Au fil des dix dernières années, la progression d’une gauche radicale s’est traduite, sous des formes diverses selon les pays. Au Portugal, par la constitution du Bloc de Gauche, en Ecosse par la percée du Parti socialiste écossais (SSP), en Hollande par celle du Parti socialiste (d’origine maoïste), en Italie par la présence de Rifondazione comunista, par celle de la Gauche rouge et verte au Danemark, par l’apparition de la coalition Respect issue du mouvement contre la guerre en Angleterre. En Grèce, après d’importants mouvements de grèves et de luttes étudiantes des derniers mois, la coalition électorale Syriza, regroupée autour de l’ancien parti eurocommuniste Synaspismos, flirte dans les sondages avec des scores supérieurs à 10%. En Pologne, un tout jeune Parti des Travailleurs est né récemment de luttes syndicales combatives.
Les indices de popularité sont fragiles. Les intentions de vote, volatiles. Mais quelque chose est incontestablement en train de changer à gauche. Il serait illusoire de croire que l’espace libéré à gauche est vacant, à l’instar d’une chaise vide sur laquelle il suffirait de s’asseoir. C’est un champ de forces instable, tiraillé entre des pôles magnétiques de puissance inégale, nationaux et internationaux. Ainsi, en moins de trois ans, le SSP écossais, Respect et Rifondazione ont connu des crises et des scissions. L’exaspération et les luttes sociales tirent les forces naissantes ou renaissantes vers la gauche, mais la spirale des défaites n’est pas brisée pour autant. Quand sonne l’heure électorale, la tentation redevient forte de se contenter d’un moindre mal, d’un « tout sauf… » (Berlusconi ou Sarkozy) qui ne fait pas une politique et qui prépare de nouvelles désespérances. Ainsi a-t-on vu, en moins de trois ans, Rifondazione comunista, élément moteur des Forums sociaux européens et du mouvement anti-guerre de 2003, rallier loyalement le gouvernement Prodi, voter les expéditions militaires en Afghanistan, avaler toutes les couleuvres libérales sur les retraites ou les salaires, pour finir dans un naufrage électoral.

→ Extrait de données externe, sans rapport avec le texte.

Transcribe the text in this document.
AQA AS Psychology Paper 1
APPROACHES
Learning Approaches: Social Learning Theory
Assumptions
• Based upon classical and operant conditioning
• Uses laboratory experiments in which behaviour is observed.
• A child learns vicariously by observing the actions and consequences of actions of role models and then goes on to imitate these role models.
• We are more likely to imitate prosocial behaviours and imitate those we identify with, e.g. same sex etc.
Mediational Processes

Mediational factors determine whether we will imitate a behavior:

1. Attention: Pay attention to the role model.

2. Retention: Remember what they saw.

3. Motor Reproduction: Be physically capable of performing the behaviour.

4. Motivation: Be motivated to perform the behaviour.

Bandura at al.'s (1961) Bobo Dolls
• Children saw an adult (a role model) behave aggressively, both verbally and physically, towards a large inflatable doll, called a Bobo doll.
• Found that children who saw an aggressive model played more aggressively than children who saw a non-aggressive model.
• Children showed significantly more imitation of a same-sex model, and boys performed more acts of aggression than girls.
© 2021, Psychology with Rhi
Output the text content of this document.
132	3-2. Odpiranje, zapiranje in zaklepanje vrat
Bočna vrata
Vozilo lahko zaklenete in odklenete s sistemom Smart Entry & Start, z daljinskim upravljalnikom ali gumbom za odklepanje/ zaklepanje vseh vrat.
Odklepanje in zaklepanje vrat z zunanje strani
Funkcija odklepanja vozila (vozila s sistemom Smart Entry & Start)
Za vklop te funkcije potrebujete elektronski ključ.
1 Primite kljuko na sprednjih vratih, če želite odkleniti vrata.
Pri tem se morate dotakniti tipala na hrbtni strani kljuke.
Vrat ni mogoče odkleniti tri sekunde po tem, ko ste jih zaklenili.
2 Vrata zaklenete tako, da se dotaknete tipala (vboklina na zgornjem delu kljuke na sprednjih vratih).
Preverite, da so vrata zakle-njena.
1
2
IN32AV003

Les nouvelles gauches radicales européennes sont désormais confrontées à deux options, représentées par l’expérience de Die Linke en Allemagne, et par le projet du nouveau parti anticapitaliste initié par la Ligue communiste révolutionnaire et Olivier Besancenot en France. Pour Die Linke, il s’agit de faire pression sur la social-démocratie afin d’en redresser autant que possible le cours. Pour le nouveau parti anticapitaliste, il s’agit de donner force à une véritable alternative stratégique au social-libéralisme tempéré. La plupart des entretiens, articles, et échanges contenus dans ce livre illustrent la constance de cette démarche depuis une vingtaine d’années.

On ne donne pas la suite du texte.